Il nuovo esecutivo propone la restituzione dei debiti a Regno Unito e Olanda mediante il pagamento di 3 miliardi e mezzo di euro, somma che pagheranno tutte le famiglie islandesi mensilmente per i prossimi 15 anni al 5,5% di interesse. Nel gennaio 2010 il capo dello Stato, Ólafur Ragnar Grímsson, si rifiuta di ratificarla e dà soddisfazione al popolo che reclama un referendum sulla questione. Il risultato della consultazione che si tiene a marzo è schiacciante: il 93% dei votanti dice no. La ragione è semplice: perché dover pagare tutti gli effetti di una crisi di cui sono responsabili i banchieri, protetti e coccolati dall’Fmi e dal sistema finanziario che tiene sotto ricatto il paese? La rappresaglia non si fa attendere: l’Fmi congela immediatamente gli aiuti.
Solo a questo punto il governo di sinistra, coi forconi puntati davanti al parlamento, si decide al gran passo: denuncia e fa arrestare i bankers. L’Interpol emana un ordine internazionale di arresto contro l’ex-Presidente della Kaupthing, Sigurdur Einarsson. In questo clima da resa dei conti, lo scorso novembre si riunisce un’assemblea costituente per scrivere una nuova Costituzione che rifondi il piccolo Stato islandese sottraendolo allo strapotere del denaro virtuale. Il criterio con cui essa viene eletta vuol dare il segnale di un rinnovamento reale, profondo: si scelgono 25 cittadini senza appartenenza politica tra i 522 che hanno presentato la loro candidatura, per la quale era necessario solo essere maggiorenni ed avere l’appoggio di trenta persone. La nuova magna charta sta per essere presentata proprio in questo periodo” (di Alessio Mannino, Il Ribelle.com, 11 marzo 2011)
L’ex primo ministro Geir Haarde è rimasto solo. Rischia due anni di carcere. All’apertura del processo, davanti alla Corte Suprema, ha dichiarato: “Tutto questo è una farsa politica. Sono una vittima di persecuzione da parte di vecchi nemici”. Le udienze si stanno svolgendo a porte chiuse. I cittadini non sono soddisfatti. Tempestano blog, forum e social network di commenti rabbiosi: “perché giudicare soltanto lui? E gli altri responsabili?”.

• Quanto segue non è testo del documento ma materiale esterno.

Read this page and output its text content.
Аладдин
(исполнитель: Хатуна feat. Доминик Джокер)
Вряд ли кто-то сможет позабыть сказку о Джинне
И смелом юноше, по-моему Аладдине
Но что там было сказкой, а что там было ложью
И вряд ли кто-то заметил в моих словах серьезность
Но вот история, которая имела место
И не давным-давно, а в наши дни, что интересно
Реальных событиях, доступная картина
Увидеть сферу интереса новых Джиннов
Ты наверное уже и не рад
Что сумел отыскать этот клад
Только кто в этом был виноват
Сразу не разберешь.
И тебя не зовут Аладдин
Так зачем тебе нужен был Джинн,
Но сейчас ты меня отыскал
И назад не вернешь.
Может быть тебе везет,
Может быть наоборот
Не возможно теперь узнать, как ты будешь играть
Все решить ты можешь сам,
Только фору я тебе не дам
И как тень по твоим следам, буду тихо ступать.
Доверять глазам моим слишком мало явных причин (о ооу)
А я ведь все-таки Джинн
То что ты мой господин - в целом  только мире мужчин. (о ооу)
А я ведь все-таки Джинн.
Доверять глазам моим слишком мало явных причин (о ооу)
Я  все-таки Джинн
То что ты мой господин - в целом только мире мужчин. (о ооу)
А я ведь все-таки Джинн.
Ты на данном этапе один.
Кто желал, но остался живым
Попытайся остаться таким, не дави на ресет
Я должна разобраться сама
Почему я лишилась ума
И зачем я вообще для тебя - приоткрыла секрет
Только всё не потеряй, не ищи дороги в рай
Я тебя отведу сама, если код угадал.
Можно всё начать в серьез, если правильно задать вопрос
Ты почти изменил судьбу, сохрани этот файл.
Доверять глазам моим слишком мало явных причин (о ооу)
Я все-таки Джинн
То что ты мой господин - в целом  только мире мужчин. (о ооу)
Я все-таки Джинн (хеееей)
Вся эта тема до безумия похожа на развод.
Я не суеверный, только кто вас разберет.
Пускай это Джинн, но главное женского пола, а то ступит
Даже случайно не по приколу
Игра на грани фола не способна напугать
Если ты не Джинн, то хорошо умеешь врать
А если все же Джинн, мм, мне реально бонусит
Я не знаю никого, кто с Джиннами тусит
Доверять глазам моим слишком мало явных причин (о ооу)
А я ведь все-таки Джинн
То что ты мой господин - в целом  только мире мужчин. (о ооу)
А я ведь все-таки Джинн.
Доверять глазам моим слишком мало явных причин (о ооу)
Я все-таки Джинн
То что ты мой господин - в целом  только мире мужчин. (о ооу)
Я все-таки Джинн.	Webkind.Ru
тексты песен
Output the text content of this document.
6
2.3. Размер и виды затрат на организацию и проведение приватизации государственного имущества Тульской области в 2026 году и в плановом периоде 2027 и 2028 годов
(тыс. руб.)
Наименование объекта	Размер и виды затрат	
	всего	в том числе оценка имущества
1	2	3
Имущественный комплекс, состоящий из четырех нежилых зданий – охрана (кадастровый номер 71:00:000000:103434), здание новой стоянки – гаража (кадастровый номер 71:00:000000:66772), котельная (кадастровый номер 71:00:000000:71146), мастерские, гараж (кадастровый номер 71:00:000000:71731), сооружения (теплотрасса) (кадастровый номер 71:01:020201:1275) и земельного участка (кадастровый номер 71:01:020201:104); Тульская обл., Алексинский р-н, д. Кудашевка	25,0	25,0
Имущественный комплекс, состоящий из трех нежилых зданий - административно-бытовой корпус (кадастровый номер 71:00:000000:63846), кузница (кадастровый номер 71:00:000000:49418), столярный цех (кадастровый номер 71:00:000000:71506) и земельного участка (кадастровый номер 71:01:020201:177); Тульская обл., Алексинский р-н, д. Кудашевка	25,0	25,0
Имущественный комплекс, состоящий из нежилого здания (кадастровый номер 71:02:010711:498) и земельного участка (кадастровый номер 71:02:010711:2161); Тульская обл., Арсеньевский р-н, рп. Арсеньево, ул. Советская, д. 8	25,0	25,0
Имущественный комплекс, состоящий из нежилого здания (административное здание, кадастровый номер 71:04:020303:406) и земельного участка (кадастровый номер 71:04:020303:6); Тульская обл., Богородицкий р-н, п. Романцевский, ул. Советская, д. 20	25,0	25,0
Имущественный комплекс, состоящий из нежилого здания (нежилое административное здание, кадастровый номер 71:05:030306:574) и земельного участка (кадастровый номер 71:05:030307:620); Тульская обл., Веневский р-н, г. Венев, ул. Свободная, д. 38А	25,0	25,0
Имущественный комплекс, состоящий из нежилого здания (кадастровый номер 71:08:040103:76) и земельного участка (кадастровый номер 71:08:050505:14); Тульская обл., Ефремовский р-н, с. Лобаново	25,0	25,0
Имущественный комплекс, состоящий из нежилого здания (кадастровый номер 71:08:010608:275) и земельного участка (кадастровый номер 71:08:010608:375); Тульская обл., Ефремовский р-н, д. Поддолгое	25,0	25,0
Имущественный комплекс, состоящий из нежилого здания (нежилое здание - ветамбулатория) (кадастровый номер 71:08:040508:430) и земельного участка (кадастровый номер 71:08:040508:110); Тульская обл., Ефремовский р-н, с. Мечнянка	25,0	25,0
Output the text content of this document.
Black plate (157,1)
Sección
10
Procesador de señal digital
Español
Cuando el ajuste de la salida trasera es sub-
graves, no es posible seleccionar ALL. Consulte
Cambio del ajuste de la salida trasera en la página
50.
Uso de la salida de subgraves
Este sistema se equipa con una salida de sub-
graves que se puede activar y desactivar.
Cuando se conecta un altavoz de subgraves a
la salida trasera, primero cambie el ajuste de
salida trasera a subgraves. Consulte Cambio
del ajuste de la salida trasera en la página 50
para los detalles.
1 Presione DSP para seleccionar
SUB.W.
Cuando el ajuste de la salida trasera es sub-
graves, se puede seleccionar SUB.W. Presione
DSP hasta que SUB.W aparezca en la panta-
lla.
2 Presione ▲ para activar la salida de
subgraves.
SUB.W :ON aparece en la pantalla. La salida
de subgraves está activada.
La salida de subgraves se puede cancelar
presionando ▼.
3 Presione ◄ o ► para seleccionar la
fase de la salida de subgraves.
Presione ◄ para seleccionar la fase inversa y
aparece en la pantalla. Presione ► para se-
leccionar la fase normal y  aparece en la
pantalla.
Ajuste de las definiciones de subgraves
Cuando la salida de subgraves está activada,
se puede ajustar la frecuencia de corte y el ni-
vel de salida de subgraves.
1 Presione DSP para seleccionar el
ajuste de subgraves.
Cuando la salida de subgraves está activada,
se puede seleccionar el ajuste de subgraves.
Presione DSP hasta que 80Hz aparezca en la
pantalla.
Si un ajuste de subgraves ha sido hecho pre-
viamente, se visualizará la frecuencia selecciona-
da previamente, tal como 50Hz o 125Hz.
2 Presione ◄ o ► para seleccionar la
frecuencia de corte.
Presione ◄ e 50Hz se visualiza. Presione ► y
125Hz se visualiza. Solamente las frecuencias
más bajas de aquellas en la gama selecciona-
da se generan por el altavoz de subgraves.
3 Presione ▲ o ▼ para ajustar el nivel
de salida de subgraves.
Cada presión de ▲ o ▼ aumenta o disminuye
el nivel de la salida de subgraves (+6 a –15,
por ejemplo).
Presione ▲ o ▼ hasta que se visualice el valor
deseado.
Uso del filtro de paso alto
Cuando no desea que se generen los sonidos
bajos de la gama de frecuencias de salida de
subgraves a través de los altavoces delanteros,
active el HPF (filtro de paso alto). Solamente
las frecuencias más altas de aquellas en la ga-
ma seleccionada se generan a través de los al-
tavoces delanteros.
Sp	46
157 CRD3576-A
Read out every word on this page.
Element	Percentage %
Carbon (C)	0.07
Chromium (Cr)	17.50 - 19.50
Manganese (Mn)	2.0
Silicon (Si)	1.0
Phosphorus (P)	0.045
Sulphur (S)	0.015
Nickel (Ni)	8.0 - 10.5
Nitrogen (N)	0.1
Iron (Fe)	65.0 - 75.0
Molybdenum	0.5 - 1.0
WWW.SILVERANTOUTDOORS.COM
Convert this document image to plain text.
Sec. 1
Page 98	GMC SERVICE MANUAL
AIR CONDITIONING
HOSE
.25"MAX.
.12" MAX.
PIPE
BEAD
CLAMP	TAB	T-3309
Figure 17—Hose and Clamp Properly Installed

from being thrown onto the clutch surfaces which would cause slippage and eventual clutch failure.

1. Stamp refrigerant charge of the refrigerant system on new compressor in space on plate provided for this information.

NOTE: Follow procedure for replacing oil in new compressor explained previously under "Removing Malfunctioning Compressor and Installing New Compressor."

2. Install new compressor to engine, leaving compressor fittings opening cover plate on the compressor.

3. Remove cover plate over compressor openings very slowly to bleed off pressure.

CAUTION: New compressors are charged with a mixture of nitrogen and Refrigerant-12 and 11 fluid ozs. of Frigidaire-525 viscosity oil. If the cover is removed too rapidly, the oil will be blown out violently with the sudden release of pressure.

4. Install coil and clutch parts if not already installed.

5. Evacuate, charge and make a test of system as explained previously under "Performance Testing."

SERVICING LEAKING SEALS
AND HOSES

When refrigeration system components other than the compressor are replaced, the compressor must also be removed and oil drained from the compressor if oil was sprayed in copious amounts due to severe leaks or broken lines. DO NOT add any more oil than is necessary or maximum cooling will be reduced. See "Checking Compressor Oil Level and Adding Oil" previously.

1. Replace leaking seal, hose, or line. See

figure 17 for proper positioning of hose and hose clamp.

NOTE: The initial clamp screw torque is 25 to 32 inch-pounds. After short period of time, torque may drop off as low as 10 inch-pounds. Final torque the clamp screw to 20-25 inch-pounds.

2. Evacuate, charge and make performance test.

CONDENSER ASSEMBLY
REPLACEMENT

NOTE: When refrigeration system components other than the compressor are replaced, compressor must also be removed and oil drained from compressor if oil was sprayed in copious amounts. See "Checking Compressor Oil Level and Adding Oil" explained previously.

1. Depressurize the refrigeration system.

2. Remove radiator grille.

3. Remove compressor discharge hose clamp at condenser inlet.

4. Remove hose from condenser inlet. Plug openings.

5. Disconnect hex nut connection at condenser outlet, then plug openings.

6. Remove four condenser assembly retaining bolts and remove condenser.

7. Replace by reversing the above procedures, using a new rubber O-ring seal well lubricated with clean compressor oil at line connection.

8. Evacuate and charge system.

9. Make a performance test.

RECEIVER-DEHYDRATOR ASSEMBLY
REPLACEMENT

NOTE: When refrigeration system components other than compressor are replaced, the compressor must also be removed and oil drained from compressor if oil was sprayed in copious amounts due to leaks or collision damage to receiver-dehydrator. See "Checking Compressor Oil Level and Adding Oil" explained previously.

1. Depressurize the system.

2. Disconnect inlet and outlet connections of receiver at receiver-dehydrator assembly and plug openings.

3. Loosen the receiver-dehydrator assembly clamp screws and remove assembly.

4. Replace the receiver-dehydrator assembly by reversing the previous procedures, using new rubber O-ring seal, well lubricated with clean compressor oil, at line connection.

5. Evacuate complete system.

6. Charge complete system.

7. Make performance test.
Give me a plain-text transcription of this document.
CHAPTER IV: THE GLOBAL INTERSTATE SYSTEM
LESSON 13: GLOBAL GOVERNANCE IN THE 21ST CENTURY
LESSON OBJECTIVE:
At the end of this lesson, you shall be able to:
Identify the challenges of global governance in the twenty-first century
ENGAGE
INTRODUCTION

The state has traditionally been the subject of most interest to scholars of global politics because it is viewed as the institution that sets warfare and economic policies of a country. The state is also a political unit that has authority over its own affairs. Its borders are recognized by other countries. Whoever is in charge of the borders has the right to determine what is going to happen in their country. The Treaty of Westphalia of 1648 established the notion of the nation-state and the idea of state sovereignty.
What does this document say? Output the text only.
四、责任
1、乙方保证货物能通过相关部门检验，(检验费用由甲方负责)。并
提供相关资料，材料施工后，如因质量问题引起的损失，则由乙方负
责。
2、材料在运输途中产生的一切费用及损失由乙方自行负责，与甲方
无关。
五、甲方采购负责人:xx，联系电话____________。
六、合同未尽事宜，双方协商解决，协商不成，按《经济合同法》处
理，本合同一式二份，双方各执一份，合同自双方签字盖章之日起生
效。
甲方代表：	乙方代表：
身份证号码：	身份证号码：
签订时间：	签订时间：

In fondo il vero uomo forte dell’establishment islandese era (ed è, dicono gli islandesi) David Oddsson, direttore della Banca Centrale al momento del crash. E lui che l’opinione pubblica giudica direttamente responsabile per il “disastro nazionale”. Ma Oddsson non è imputato davanti alla Corte Suprema. Oggi fa l’editorialista per il Morgunbladid, il più importante quotidiano nazionale.
Sarà un caso, ma le cronache del processo sono ipergarantiste. Il giornale minimizza, getta acqua sul fuoco. D’altronde Geir Haarde e David Oddsson sono culo e camicia fin dai tempi del liceo. Haarde governava ma era Oddsson a comandare.
Negli ultimi due anni, l’Islanda, ancora sotto shock, ha cercato di far luce sulla bancarotta. Su incarico del Parlamento, un comitato di saggi ha indagato a fondo sulle responsabilità. Il risultato è un dossier di nove volumi, 2900 pagine, 147 persone coinvolte.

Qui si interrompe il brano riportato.